Reverse engineering takes a compiled binary and, like the name suggests, reverses the compilation process to produce source code — often mangled and difficult to understand, but source code nonetheless. Malware researchers and antivirus companies, for example, do a lot of reverse engineering as part of their work, since viruses don't typically come with source code to review.
Michael Sikorski, director of FireEye Labs Advanced Reverse Engineering (FLARE) Team, and author of Practical Malware Analysis, agrees. "When you reverse malware, you're asking, 'what does it do?'” he says. “It's the same with commercial off-the-shelf software. You're asking 'what does it do?' so you can find vulnerabilities."
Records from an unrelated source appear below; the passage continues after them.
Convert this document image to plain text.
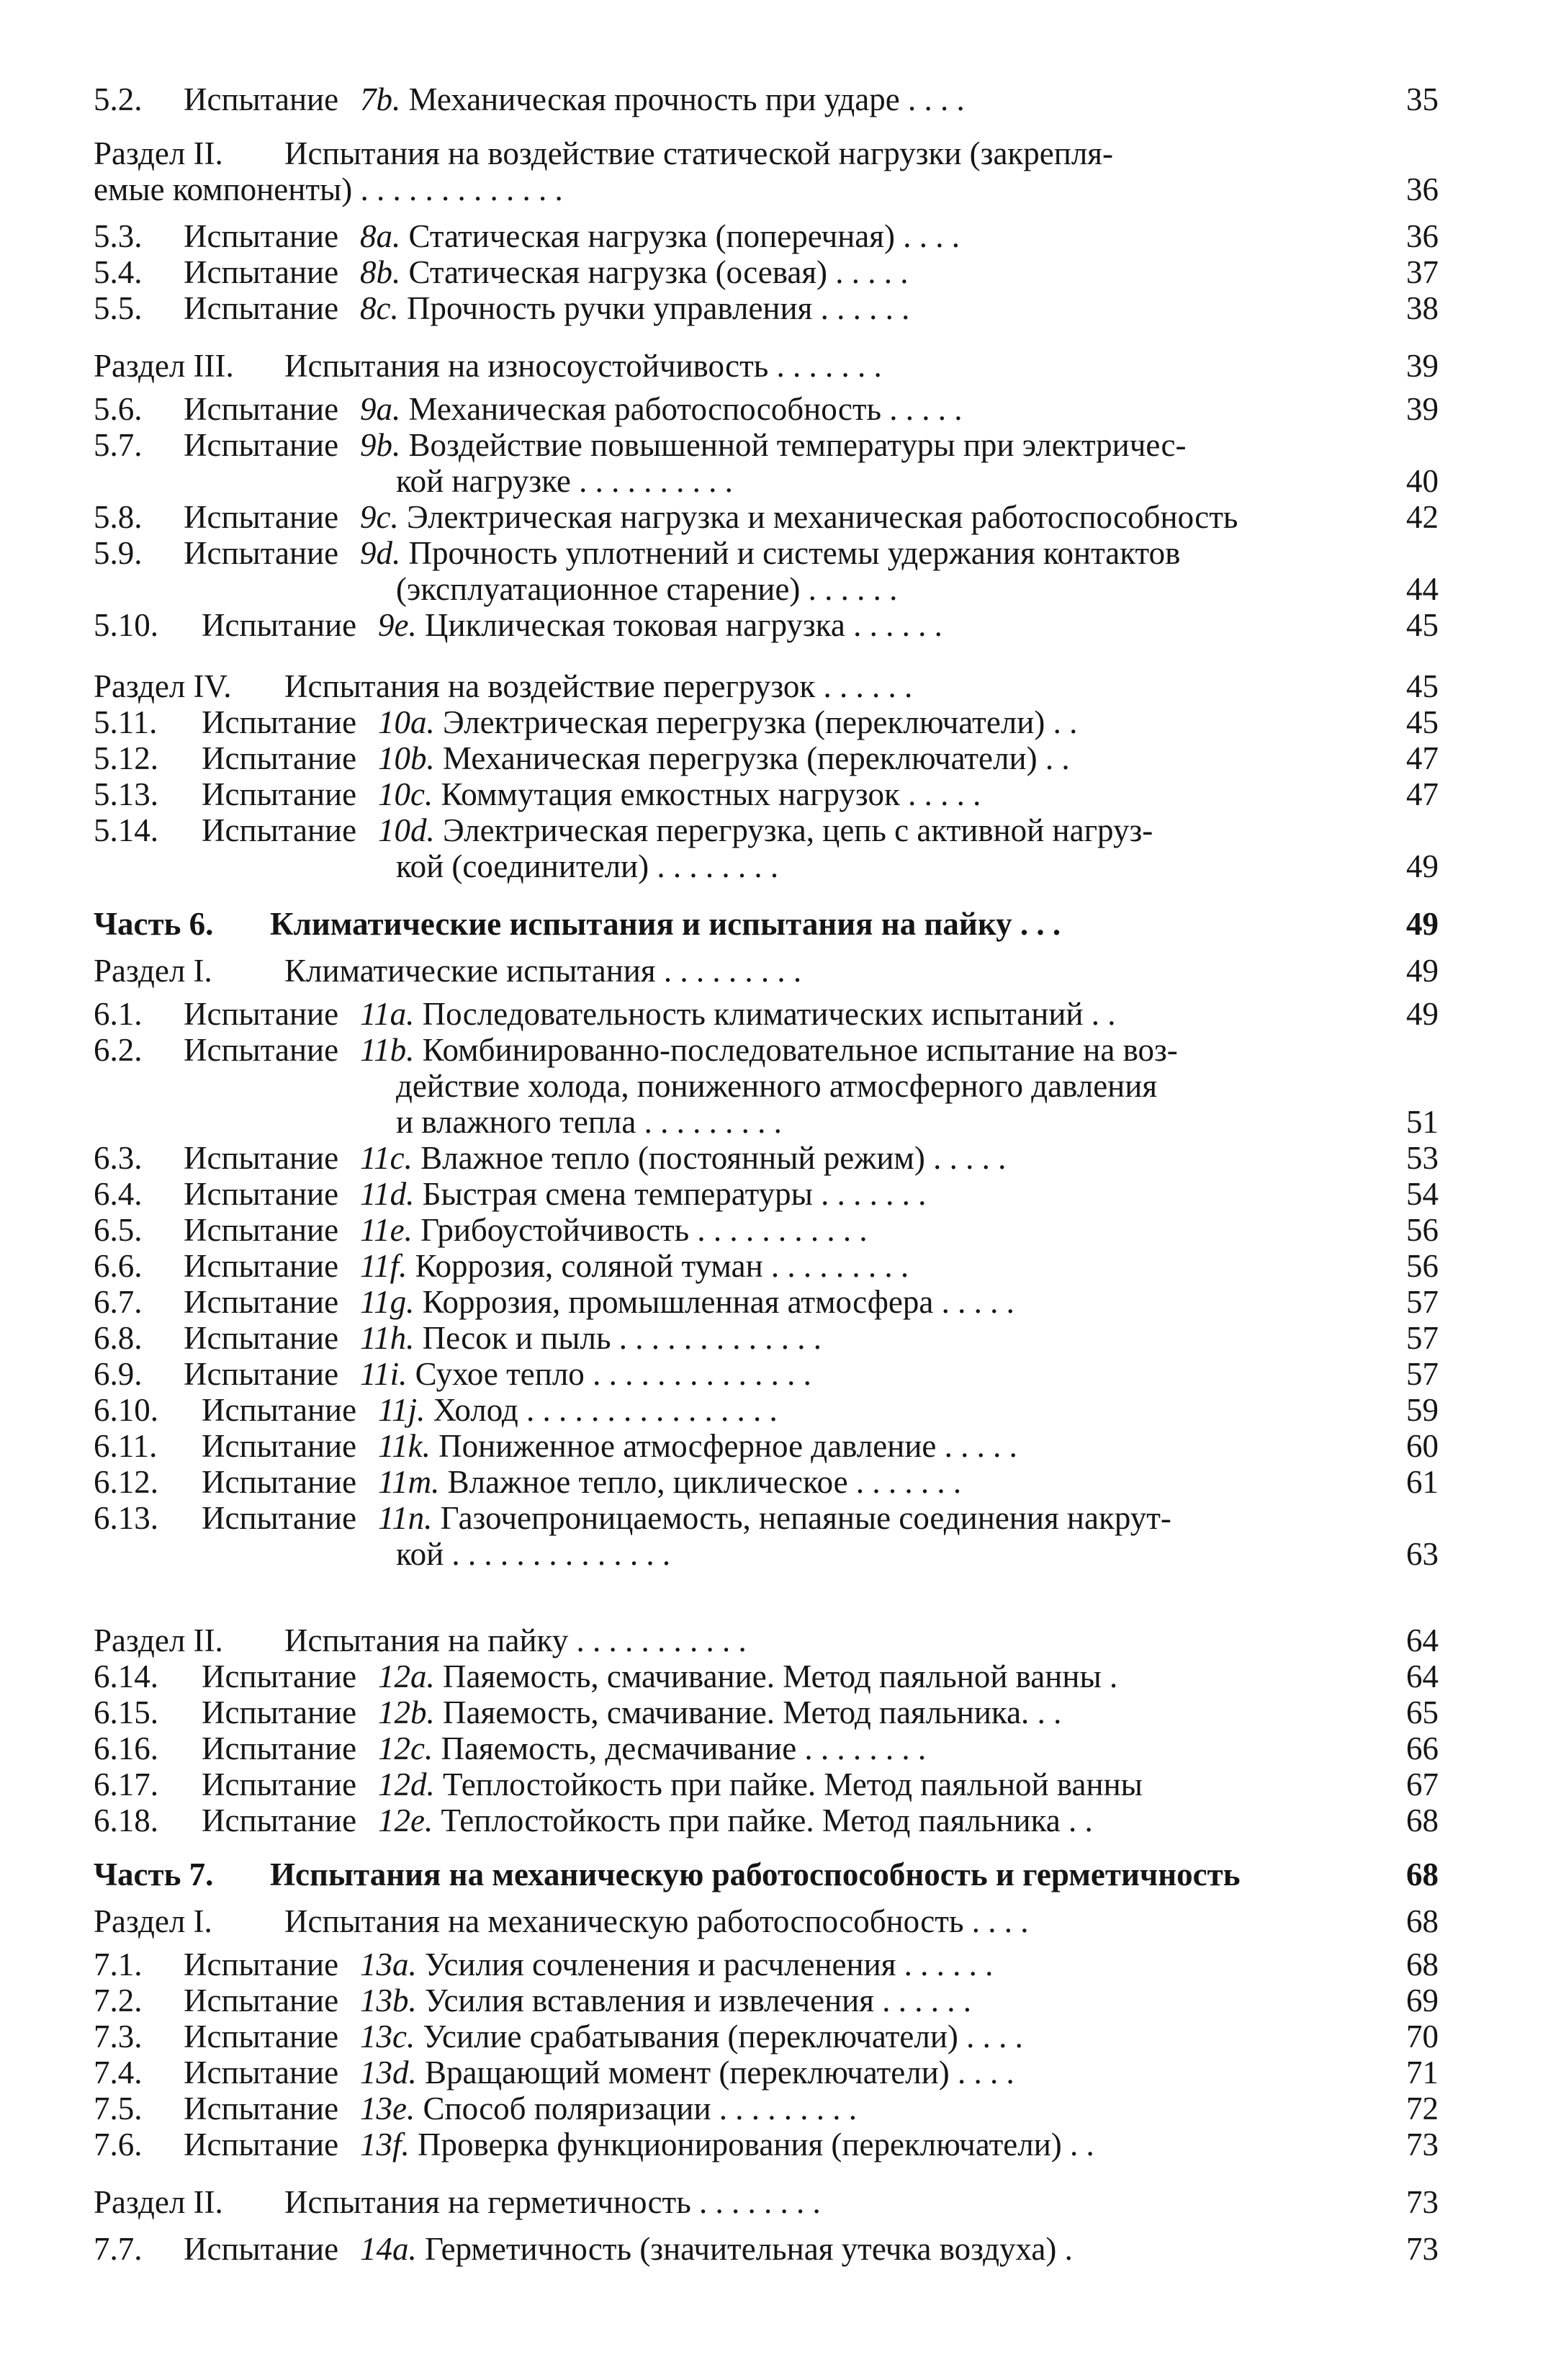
5.2. Испытание 7b. Механическая прочность при ударе . . . .	35
Раздел II. Испытания на воздействие статической нагрузки (закрепля-
емые компоненты) . . . . . . . . . . . . .	36
5.3. Испытание 8a. Статическая нагрузка (поперечная) . . . .	36
5.4. Испытание 8b. Статическая нагрузка (осевая) . . . . .	37
5.5. Испытание 8c. Прочность ручки управления . . . . . .	38
Раздел III. Испытания на износоустойчивость . . . . . . .	39
5.6. Испытание 9a. Механическая работоспособность . . . . .	39
5.7. Испытание 9b. Воздействие повышенной температуры при электричес-
кой нагрузке . . . . . . . . . .	40
5.8. Испытание 9c. Электрическая нагрузка и механическая работоспособность	42
5.9. Испытание 9d. Прочность уплотнений и системы удержания контактов
(эксплуатационное старение) . . . . . .	44
5.10. Испытание 9e. Циклическая токовая нагрузка . . . . . .	45
Раздел IV. Испытания на воздействие перегрузок . . . . . .	45
5.11. Испытание 10a. Электрическая перегрузка (переключатели) . .	45
5.12. Испытание 10b. Механическая перегрузка (переключатели) . .	47
5.13. Испытание 10c. Коммутация емкостных нагрузок . . . . .	47
5.14. Испытание 10d. Электрическая перегрузка, цепь с активной нагруз-
кой (соединители) . . . . . . . .	49
Часть 6. Климатические испытания и испытания на пайку . . .	49
Раздел I. Климатические испытания . . . . . . . . .	49
6.1. Испытание 11a. Последовательность климатических испытаний . .	49
6.2. Испытание 11b. Комбинированно-последовательное испытание на воз-
действие холода, пониженного атмосферного давления
и влажного тепла . . . . . . . . .	51
6.3. Испытание 11c. Влажное тепло (постоянный режим) . . . . .	53
6.4. Испытание 11d. Быстрая смена температуры . . . . . . .	54
6.5. Испытание 11e. Грибоустойчивость . . . . . . . . . . .	56
6.6. Испытание 11f. Коррозия, соляной туман . . . . . . . . .	56
6.7. Испытание 11g. Коррозия, промышленная атмосфера . . . . .	57
6.8. Испытание 11h. Песок и пыль . . . . . . . . . . . . .	57
6.9. Испытание 11i. Сухое тепло . . . . . . . . . . . . . .	57
6.10. Испытание 11j. Холод . . . . . . . . . . . . . . . .	59
6.11. Испытание 11k. Пониженное атмосферное давление . . . . .	60
6.12. Испытание 11m. Влажное тепло, циклическое . . . . . . .	61
6.13. Испытание 11n. Газочепроницаемость, непаяные соединения накрут-
кой . . . . . . . . . . . . . .	63
Раздел II. Испытания на пайку . . . . . . . . . . .	64
6.14. Испытание 12a. Паяемость, смачивание. Метод паяльной ванны .	64
6.15. Испытание 12b. Паяемость, смачивание. Метод паяльника. . .	65
6.16. Испытание 12c. Паяемость, десмачивание . . . . . . . .	66
6.17. Испытание 12d. Теплостойкость при пайке. Метод паяльной ванны	67
6.18. Испытание 12e. Теплостойкость при пайке. Метод паяльника . .	68
Часть 7. Испытания на механическую работоспособность и герметичность	68
Раздел I. Испытания на механическую работоспособность . . . .	68
7.1. Испытание 13a. Усилия сочленения и расчленения . . . . . .	68
7.2. Испытание 13b. Усилия вставления и извлечения . . . . . .	69
7.3. Испытание 13c. Усилие срабатывания (переключатели) . . . .	70
7.4. Испытание 13d. Вращающий момент (переключатели) . . . .	71
7.5. Испытание 13e. Способ поляризации . . . . . . . . .	72
7.6. Испытание 13f. Проверка функционирования (переключатели) . .	73
Раздел II. Испытания на герметичность . . . . . . . .	73
7.7. Испытание 14a. Герметичность (значительная утечка воздуха) .	73
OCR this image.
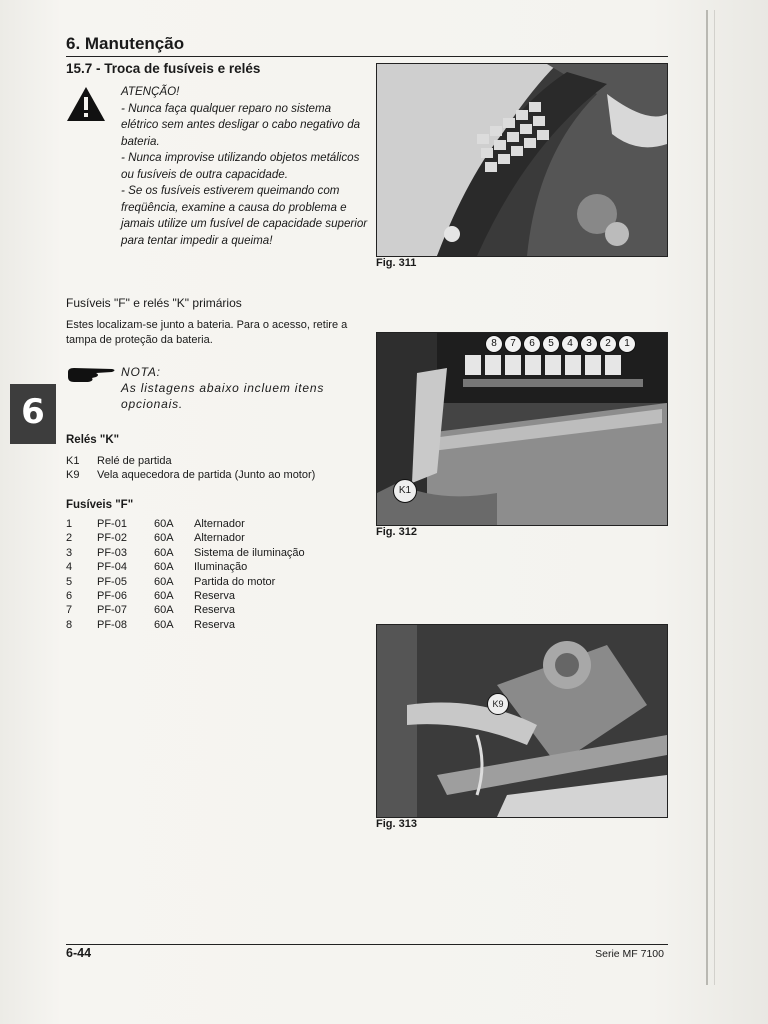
6. Manutenção
15.7 - Troca de fusíveis e relés

ATENÇÃO!

- Nunca faça qualquer reparo no sistema elétrico sem antes desligar o cabo negativo da bateria.

- Nunca improvise utilizando objetos metálicos ou fusíveis de outra capacidade.

- Se os fusíveis estiverem queimando com freqüência, examine a causa do problema e jamais utilize um fusível de capacidade superior para tentar impedir a queima!

Fusíveis "F" e relés "K" primários
Estes localizam-se junto a bateria. Para o acesso, retire a tampa de proteção da bateria.

NOTA:

As listagens abaixo incluem itens opcionais.

6
Relés "K"
K1 Relé de partida
K9 Vela aquecedora de partida (Junto ao motor)
Fusíveis "F"
1 PF-01 60A Alternador
2 PF-02 60A Alternador
3 PF-03 60A Sistema de iluminação
4 PF-04 60A Iluminação
5 PF-05 60A Partida do motor
6 PF-06 60A Reserva
7 PF-07 60A Reserva
8 PF-08 60A Reserva
Fig. 311
8	7	6	5	4	3	2	1
K1
Fig. 312
K9
Fig. 313
6-44	Serie MF 7100
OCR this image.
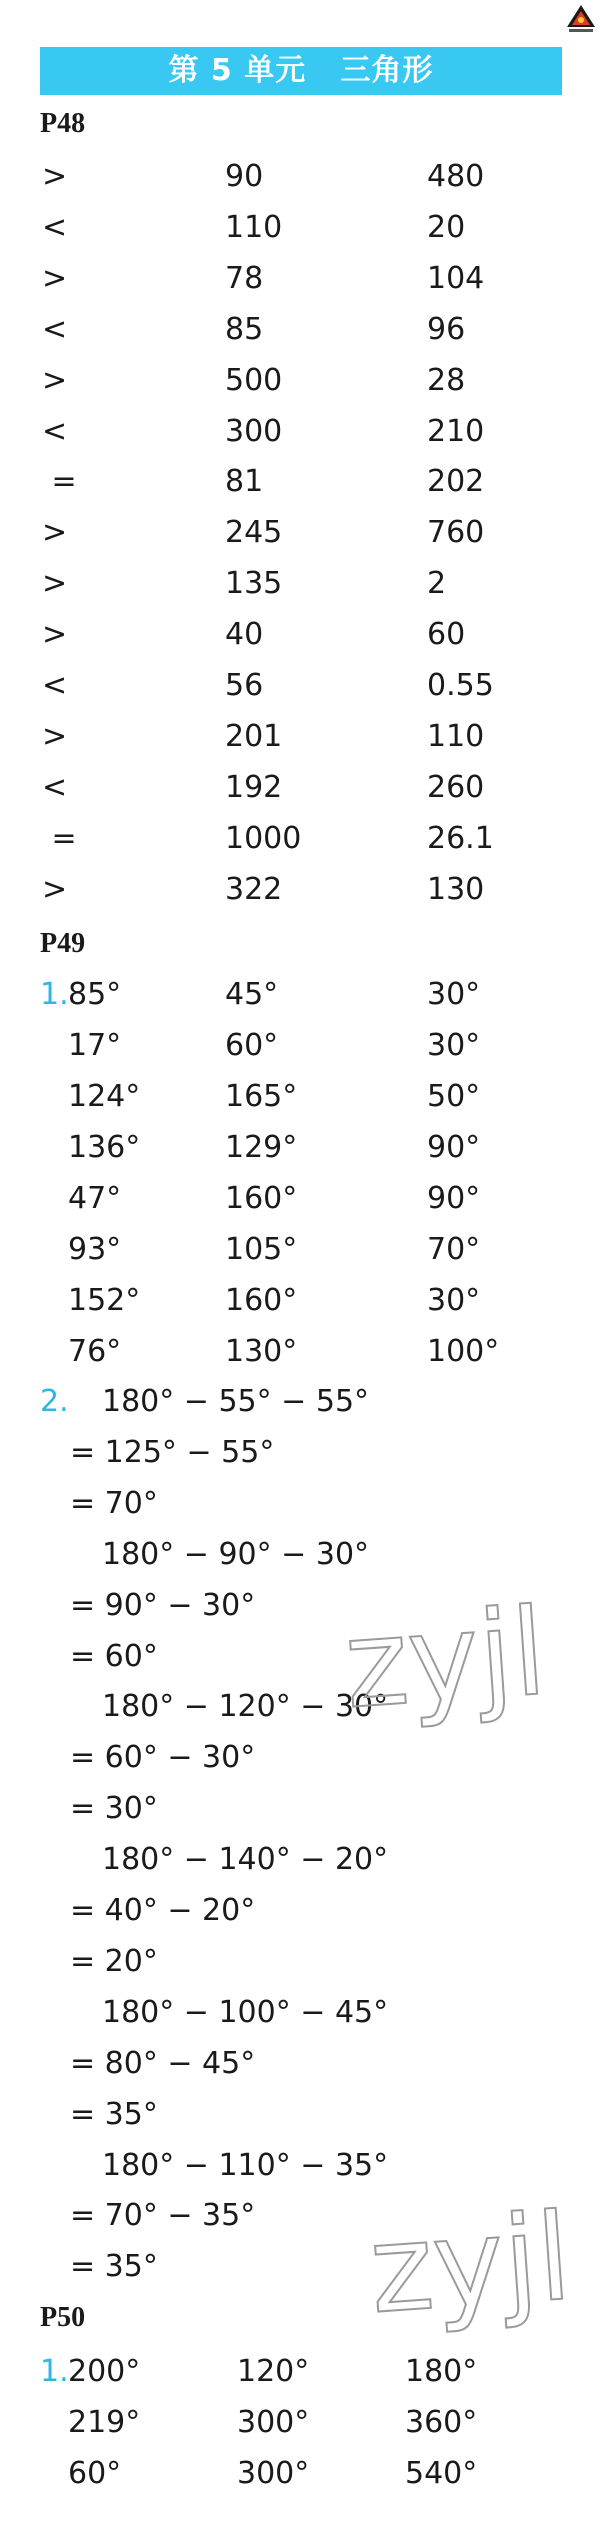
第 5 单元   三角形
P48
>	90	480
<	110	20
>	78	104
<	85	96
>	500	28
<	300	210
=	81	202
>	245	760
>	135	2
>	40	60
<	56	0.55
>	201	110
<	192	260
=	1000	26.1
>	322	130
P49
1. 85°	45°	30°
17°	60°	30°
124°	165°	50°
136°	129°	90°
47°	160°	90°
93°	105°	70°
152°	160°	30°
76°	130°	100°
2. 180° − 55° − 55°
= 125° − 55°
= 70°
180° − 90° − 30°
= 90° − 30°
= 60°
180° − 120° − 30°
= 60° − 30°
= 30°
180° − 140° − 20°
= 40° − 20°
= 20°
180° − 100° − 45°
= 80° − 45°
= 35°
180° − 110° − 35°
= 70° − 35°
= 35°
P50
1. 200°	120°	180°
219°	300°	360°
60°	300°	540°
zyjl
zyjl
"I don't love the idea of giving source code to a foreign government," Knopf says, "but if they [HPE or Symantec or another American tech vendor] have taken care of their criticals and highs, even their mediums...yeah, I'd agree with Mudge, [foreign governments] are going to fuzz it. They're not going to find a home run [zero day] with static analysis."
Security flaws are typically rated on a severity scale from critical (the most dangerous) down through high, medium, and low. Static analysis typically refers to automated source code review.
Smells like due diligence
There are good reasons to ask for source code review that have nothing to do with hunting zero-days, numerous sources suggest. For his part, Sikorski agrees that a foreign government's demands for American source code look a lot like due diligence. "We get a lot of requests from [American] companies saying, ‘We're about to make this big purchase from country XYZ. Can you tell us if this thing is backdoored?’" he says. "If it was me personally buying a product, I would kind of look for that as a request, 'Hey, can I have your source code?' An ask from a foreign government buying code made in another country, it doesn't seem like a wild ask."
Bellovin suspects the recent froth around sharing source code with foreign governments is really about preventing theft of intellectual property (IP), and not security. "If I was in charge of Symantec [or another American tech vendor], I'd be far more worried about the IP issue," he says. "If the FSB [Russia’s Federal Security Service] wants to find security holes, they're going to do it anyway."